To bump their home record above .500, the Dream will have to do so at an unusual time for a weekday: noon. Though they will have to contend with the early tip-off to accommodate a "Kid's Day" promotion, the Dream's star guard-forward, Angel McCoughtry, was not concerned.
"Basketball is basketball," she said. "It doesn't matter what time it is. You still have to go out and play."
Meadors shared McCoughtry's thoughts, downplaying that the start time would pose problems. What Meadors didn't like was that her team lost a day to prepare for the Fever. After a 10-point win at New York Sunday, the Dream could not make it back to Atlanta until Monday, costing them the chance to walk-through the Fever's offensive and defensive systems. Instead, the team studied Indiana's film.

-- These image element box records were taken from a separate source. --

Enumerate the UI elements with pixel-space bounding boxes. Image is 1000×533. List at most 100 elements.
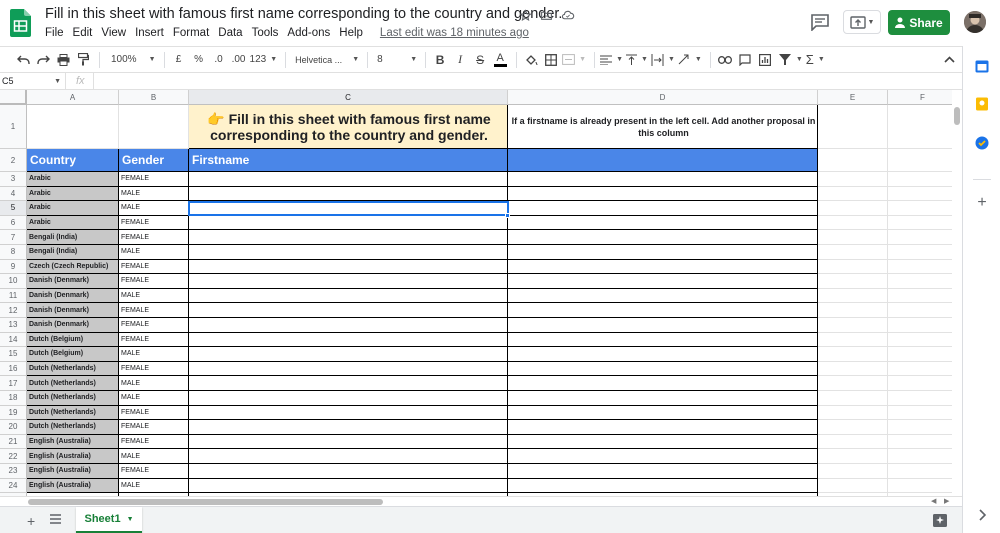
decrease-decimal-button[interactable]: .0 <box>210 50 228 70</box>
firstname-cell[interactable] <box>189 464 508 479</box>
firstname-cell[interactable] <box>189 186 508 202</box>
functions-select[interactable]: Σ ▼ <box>806 50 825 70</box>
row-header[interactable]: 2 <box>0 149 27 172</box>
row-header[interactable]: 21 <box>0 434 27 450</box>
merge-cells-select[interactable]: ▼ <box>562 50 586 70</box>
row-header[interactable]: 8 <box>0 245 27 260</box>
column-header-e[interactable]: E <box>818 90 888 105</box>
gender-cell[interactable]: MALE <box>119 449 189 464</box>
firstname-cell[interactable] <box>189 449 508 464</box>
firstname-cell[interactable] <box>189 478 508 494</box>
name-box[interactable]: C5 ▼ <box>0 73 66 89</box>
cell-e[interactable] <box>818 318 888 333</box>
country-header-cell[interactable]: Country <box>27 149 119 172</box>
proposal-cell[interactable] <box>508 318 818 333</box>
currency-format-button[interactable]: £ <box>170 50 188 70</box>
fill-color-icon[interactable] <box>522 50 540 70</box>
row-header[interactable]: 12 <box>0 303 27 318</box>
star-icon[interactable] <box>518 8 533 23</box>
gender-cell[interactable]: FEMALE <box>119 259 189 275</box>
row-header[interactable]: 6 <box>0 215 27 231</box>
proposal-cell[interactable] <box>508 449 818 464</box>
proposal-cell[interactable] <box>508 288 818 304</box>
column-header-f[interactable]: F <box>888 90 952 105</box>
gender-cell[interactable]: MALE <box>119 376 189 391</box>
country-cell[interactable]: English (Australia) <box>27 449 119 464</box>
paint-format-icon[interactable] <box>74 50 92 70</box>
proposal-cell[interactable] <box>508 347 818 362</box>
cell-e[interactable] <box>818 288 888 304</box>
column-header-a[interactable]: A <box>27 90 119 105</box>
proposal-cell[interactable] <box>508 332 818 348</box>
country-cell[interactable]: Arabic <box>27 172 119 187</box>
cloud-saved-icon[interactable] <box>560 8 575 23</box>
firstname-header-cell[interactable]: Firstname <box>189 149 508 172</box>
cell-f[interactable] <box>888 230 952 245</box>
firstname-cell[interactable] <box>189 376 508 391</box>
cell-e[interactable] <box>818 347 888 362</box>
proposal-cell[interactable] <box>508 172 818 187</box>
firstname-cell[interactable] <box>189 332 508 348</box>
proposal-cell[interactable] <box>508 303 818 318</box>
country-cell[interactable]: Dutch (Netherlands) <box>27 405 119 421</box>
cell-e[interactable] <box>818 391 888 406</box>
proposal-cell[interactable] <box>508 274 818 289</box>
gender-cell[interactable]: FEMALE <box>119 420 189 435</box>
gender-cell[interactable]: MALE <box>119 186 189 202</box>
add-sheet-icon[interactable]: + <box>27 513 35 529</box>
row-header[interactable]: 24 <box>0 478 27 494</box>
firstname-cell[interactable] <box>189 405 508 421</box>
country-cell[interactable]: Danish (Denmark) <box>27 274 119 289</box>
row-header[interactable]: 7 <box>0 230 27 245</box>
sheet-instruction-banner[interactable]: 👉 Fill in this sheet with famous first n… <box>189 105 508 149</box>
text-rotation-select[interactable]: ▼ <box>678 50 702 70</box>
firstname-cell[interactable] <box>189 230 508 245</box>
cell-e[interactable] <box>818 478 888 494</box>
filter-icon[interactable] <box>776 50 794 70</box>
row-header[interactable]: 17 <box>0 376 27 391</box>
firstname-cell[interactable] <box>189 215 508 231</box>
cell-f[interactable] <box>888 318 952 333</box>
country-cell[interactable]: Bengali (India) <box>27 230 119 245</box>
cell-e[interactable] <box>818 420 888 435</box>
cell-e[interactable] <box>818 405 888 421</box>
gender-cell[interactable]: FEMALE <box>119 332 189 348</box>
country-cell[interactable]: Dutch (Netherlands) <box>27 420 119 435</box>
add-addon-icon[interactable]: + <box>975 195 989 211</box>
cell-f[interactable] <box>888 406 952 421</box>
font-size-select[interactable]: 8 ▼ <box>377 50 417 70</box>
row-header[interactable]: 19 <box>0 405 27 421</box>
horizontal-align-select[interactable]: ▼ <box>600 50 623 70</box>
redo-icon[interactable] <box>34 50 52 70</box>
cell-e[interactable] <box>818 361 888 377</box>
fill-handle[interactable] <box>505 213 510 218</box>
chevron-down-icon[interactable]: ▼ <box>127 516 134 523</box>
text-wrap-select[interactable]: ▼ <box>651 50 675 70</box>
bold-button[interactable]: B <box>431 50 449 70</box>
cell-e[interactable] <box>818 434 888 450</box>
firstname-cell[interactable] <box>189 201 508 216</box>
cell-f[interactable] <box>888 303 952 318</box>
undo-icon[interactable] <box>14 50 32 70</box>
menu-help[interactable]: Help <box>339 27 363 39</box>
cell-f[interactable] <box>888 216 952 231</box>
collapse-toolbar-icon[interactable] <box>940 50 958 70</box>
cell-e[interactable] <box>818 172 888 187</box>
document-title[interactable]: Fill in this sheet with famous first nam… <box>45 6 562 22</box>
firstname-cell[interactable] <box>189 245 508 260</box>
gender-cell[interactable]: MALE <box>119 288 189 304</box>
cell-e[interactable] <box>818 230 888 245</box>
row-header[interactable]: 11 <box>0 288 27 304</box>
cell-e[interactable] <box>818 201 888 216</box>
row-header[interactable]: 5 <box>0 201 27 216</box>
proposal-cell[interactable] <box>508 230 818 245</box>
column-header-c[interactable]: C <box>189 90 508 105</box>
cell-b1[interactable] <box>119 105 189 149</box>
column-header-b[interactable]: B <box>119 90 189 105</box>
cell-e[interactable] <box>818 449 888 464</box>
horizontal-scrollbar[interactable]: ◀ ▶ <box>0 496 962 506</box>
cell-e2[interactable] <box>818 149 888 172</box>
formula-input[interactable] <box>92 73 962 89</box>
vertical-scrollbar[interactable] <box>952 105 962 496</box>
country-cell[interactable]: Danish (Denmark) <box>27 303 119 318</box>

One positive is that McCoughtry said her left knee sprain is "feeling a lot better" than last week. She also admitted that the injury may have been a blessing in disguise, since extra conditioning work has her in better shape than before. And it's helped buttress her skills on the court as well.
"Honestly, if I hadn't hurt my knee, I wouldn't have been doing all that extra work I've been doing now," she said, "and it's really improving my game."
Dream to stay active despite Olympic break
Just because McCoughtry and Meadors will head off to London to join the U.S. Olympic team doesn't mean the rest of the Dream will sit around and await their return. Meadors said the rest of the team will be involved in community relations during the four-week Olympic break.
According to Meadors, the WNBA allows half of the team's players to go on vacation for the first week while the rest remain in Atlanta for community events and individual training. The halves then switch roles the following week. The final two weeks will include preparation for resuming regular-season play. The Dream's first game after the break will be at Chicago on Aug. 17.